Hi, my name is Kris and I’m a big fan of Gopher Hockey as well as hockey analytics. As someone who has a degree in economics and has studied some statistical theory I find it fascinating that people have figured out how to use applied statistics to build and improve hockey teams. The goal of this blog is to examine and analyze zone entries, zone exits, and other data related to the University of Minnesota Golden Gophers Hockey program. Some of these stats are available at sites such as collegehockeynews.com and others like zone entries and exits are tracked manually by me. I plan to make this data public at some point for the sake of transparency as there is some degree of subjectivity to how these stats are tracked and because this is my first time doing this.
So far I have tracked zone entries and exits at 5 on 5 (even strength) for the following 8 games of the 2016-17 season. I plan to do a short write up on these games and series to further dissect and analyze it from an empirical standpoint and see what went well or what went wrong in each game.
- Friday SCSU
- UND series
- Mariucci classic
- Michigan Series
If anyone is interested I could track other games as well and will likely do a writeup for the upcoming NCAA tournament game(s).
Part of my inspiration for doing this is the work of other analytics bloggers who have made huge strides in furthering peoples’ understanding of hockey while also showing their methods and making their work public. One of the original pioneers in this are is Eric Tulsky, now a full time employee of the Carolina Hurricanes. Tulsky had many contributions to hockey analytics and was one of the biggest pioneers of the subject. He performed many studies such as showing the importance of regressing shooting percentages to better predict true shooting talent, showing the relationship between outshooting the opposition and out-chancing the opposition, showing that defensemen don’t measurably impact on ice save percentage, and making all of this easy to digest while also showing his work to prove his theories. One of his most important studies showed the relationship between zone entries and shot/goal generation. This article shows that zone entries in which a team successfully carries a puck into the zone generates more shots than dump-ins. This study that Tulsky also published goes into more detail on that and shows that goals are more likely to come from the puck being carried cleanly into the zone. This is not only obvious from the statistics, it’s also rather intuitive. Clean zone entries and rush opportunities drastically increase the chance of getting at least one shot off rather than zero. As such I think this is something important to examine with the Gophers.

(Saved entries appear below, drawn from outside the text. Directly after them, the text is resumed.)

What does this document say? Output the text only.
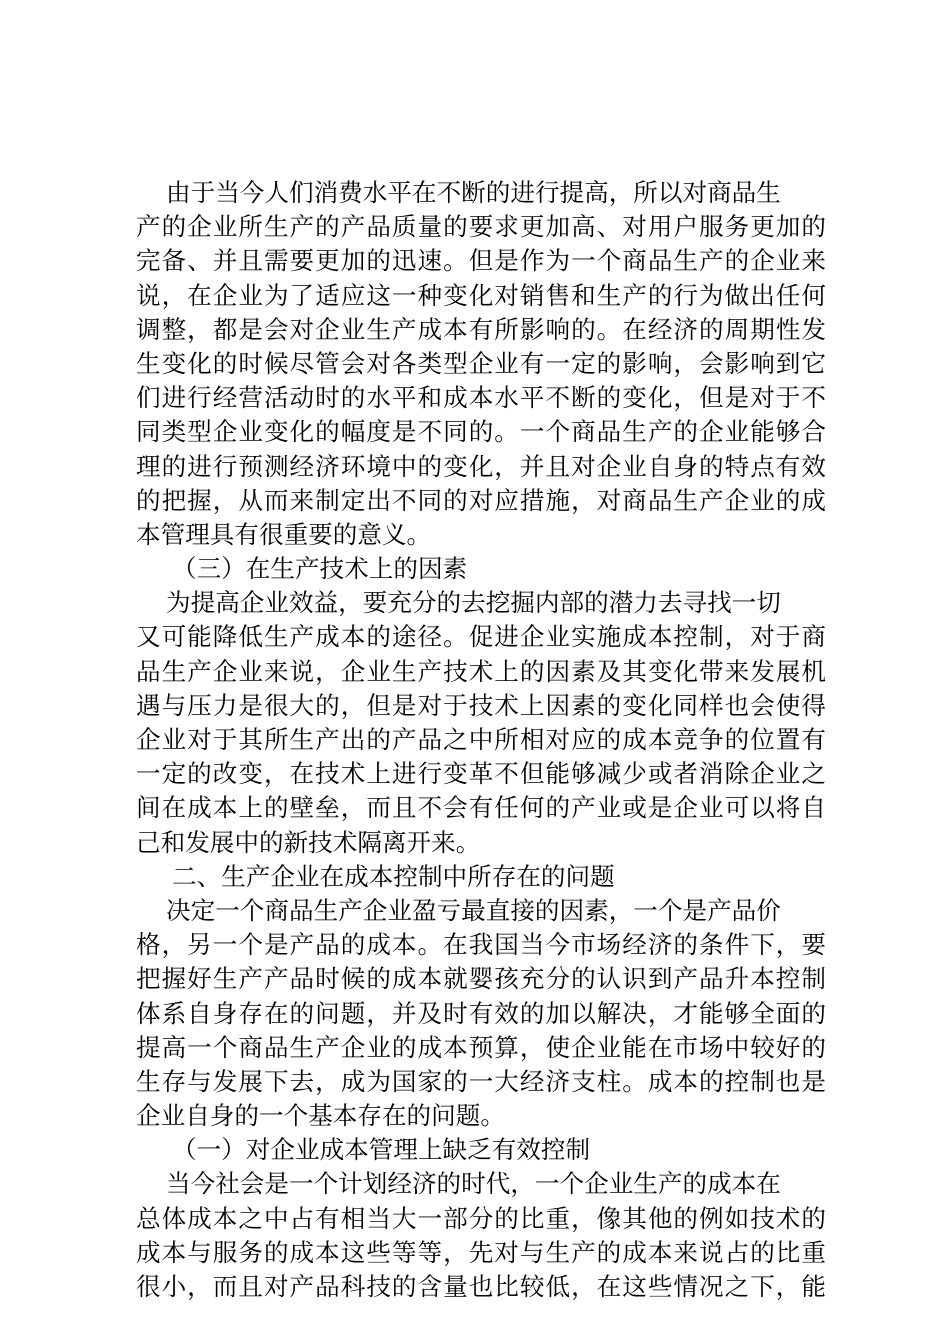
由于当今人们消费水平在不断的进行提高，所以对商品生
产的企业所生产的产品质量的要求更加高、对用户服务更加的
完备、并且需要更加的迅速。但是作为一个商品生产的企业来
说，在企业为了适应这一种变化对销售和生产的行为做出任何
调整，都是会对企业生产成本有所影响的。在经济的周期性发
生变化的时候尽管会对各类型企业有一定的影响，会影响到它
们进行经营活动时的水平和成本水平不断的变化，但是对于不
同类型企业变化的幅度是不同的。一个商品生产的企业能够合
理的进行预测经济环境中的变化，并且对企业自身的特点有效
的把握，从而来制定出不同的对应措施，对商品生产企业的成
本管理具有很重要的意义。
（三）在生产技术上的因素
为提高企业效益，要充分的去挖掘内部的潜力去寻找一切
又可能降低生产成本的途径。促进企业实施成本控制，对于商
品生产企业来说，企业生产技术上的因素及其变化带来发展机
遇与压力是很大的，但是对于技术上因素的变化同样也会使得
企业对于其所生产出的产品之中所相对应的成本竞争的位置有
一定的改变，在技术上进行变革不但能够减少或者消除企业之
间在成本上的壁垒，而且不会有任何的产业或是企业可以将自
己和发展中的新技术隔离开来。
二、生产企业在成本控制中所存在的问题
决定一个商品生产企业盈亏最直接的因素，一个是产品价
格，另一个是产品的成本。在我国当今市场经济的条件下，要
把握好生产产品时候的成本就婴孩充分的认识到产品升本控制
体系自身存在的问题，并及时有效的加以解决，才能够全面的
提高一个商品生产企业的成本预算，使企业能在市场中较好的
生存与发展下去，成为国家的一大经济支柱。成本的控制也是
企业自身的一个基本存在的问题。
（一）对企业成本管理上缺乏有效控制
当今社会是一个计划经济的时代，一个企业生产的成本在
总体成本之中占有相当大一部分的比重，像其他的例如技术的
成本与服务的成本这些等等，先对与生产的成本来说占的比重
很小，而且对产品科技的含量也比较低，在这些情况之下，能
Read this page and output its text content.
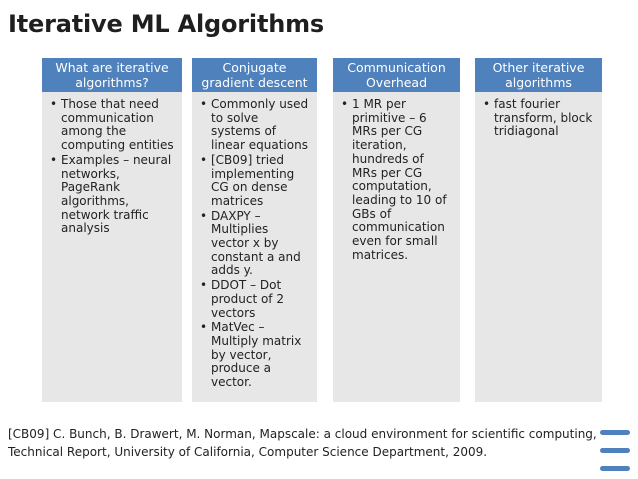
Iterative ML Algorithms
What are iterative algorithms?
• Those that need communication among the computing entities
• Examples – neural networks, PageRank algorithms, network traffic analysis
Conjugate gradient descent
• Commonly used to solve systems of linear equations
• [CB09] tried implementing CG on dense matrices
• DAXPY – Multiplies vector x by constant a and adds y.
• DDOT – Dot product of 2 vectors
• MatVec – Multiply matrix by vector, produce a vector.
Communication Overhead
• 1 MR per primitive – 6 MRs per CG iteration, hundreds of MRs per CG computation, leading to 10 of GBs of communication even for small matrices.
Other iterative algorithms
• fast fourier transform, block tridiagonal
[CB09] C. Bunch, B. Drawert, M. Norman, Mapscale: a cloud environment for scientific computing, Technical Report, University of California, Computer Science Department, 2009.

Another part of my inspiration for doing this was to better analyze the defense of the team and provide some hard data to analyze the performance of the Gophers’ defensemen. People often remember the one big mistake a defenseman makes while ignoring a lot of the smaller good plays they make to positively drive possession and ultimately out-chance the opposition. Tyler Dellow, who formerly worked for the Oilers and now writes for The Athletic, had a great quote about this:
If someone asked me what I think the biggest failing of the eyeball test is, I’d respond that it’s the emphasis on the big mistake. There are gigabytes of information contained in a hockey game. So much information that I think it’s difficult for anyone to take it in and organize it rationally. The way that our brains deal with that is by focusing on the big mistake.
As such it’s often better to take an empirical look at these things to avoid issues such as confirmation bias, recency bias, and the various other cognitive issues that all humans employ. Jen Lute Costella examined the relationship between zone exits and shot generation and found that exiting the zone with control created more shots at the other end of the ice. This is intuitive, teams and players that tend to throw the puck out of the zone tend to have awful possession, scoring chance, and expected goal for rates. My goal is similar in that I wish to track which Gophers defensemen are successfully exiting the zone, failing to exit the zone, and dumping the puck out of the zone.
Finally one of my biggest influences for doing this project is Corey Sznajder who writes at The Energy Line. Corey does a great job of concisely explaining, analyzing, and visualizing various games and series at the NHL level. This article might’ve been of particular interest to Wild fans after last year’s playoff exit. While my analysis doesn’t go quite into the level of detail that he does, I hope to try and create something similar and expand what I track as time goes on and I become more efficient at it.
I realize that this post contains a ton of information and links to studies throughout the years. The main goal of this post isn’t to inundate you with information but to explain why I am choosing to track this information and explain the importance of tracking these stats. Thanks for reading and I promise to publish more content in the near future.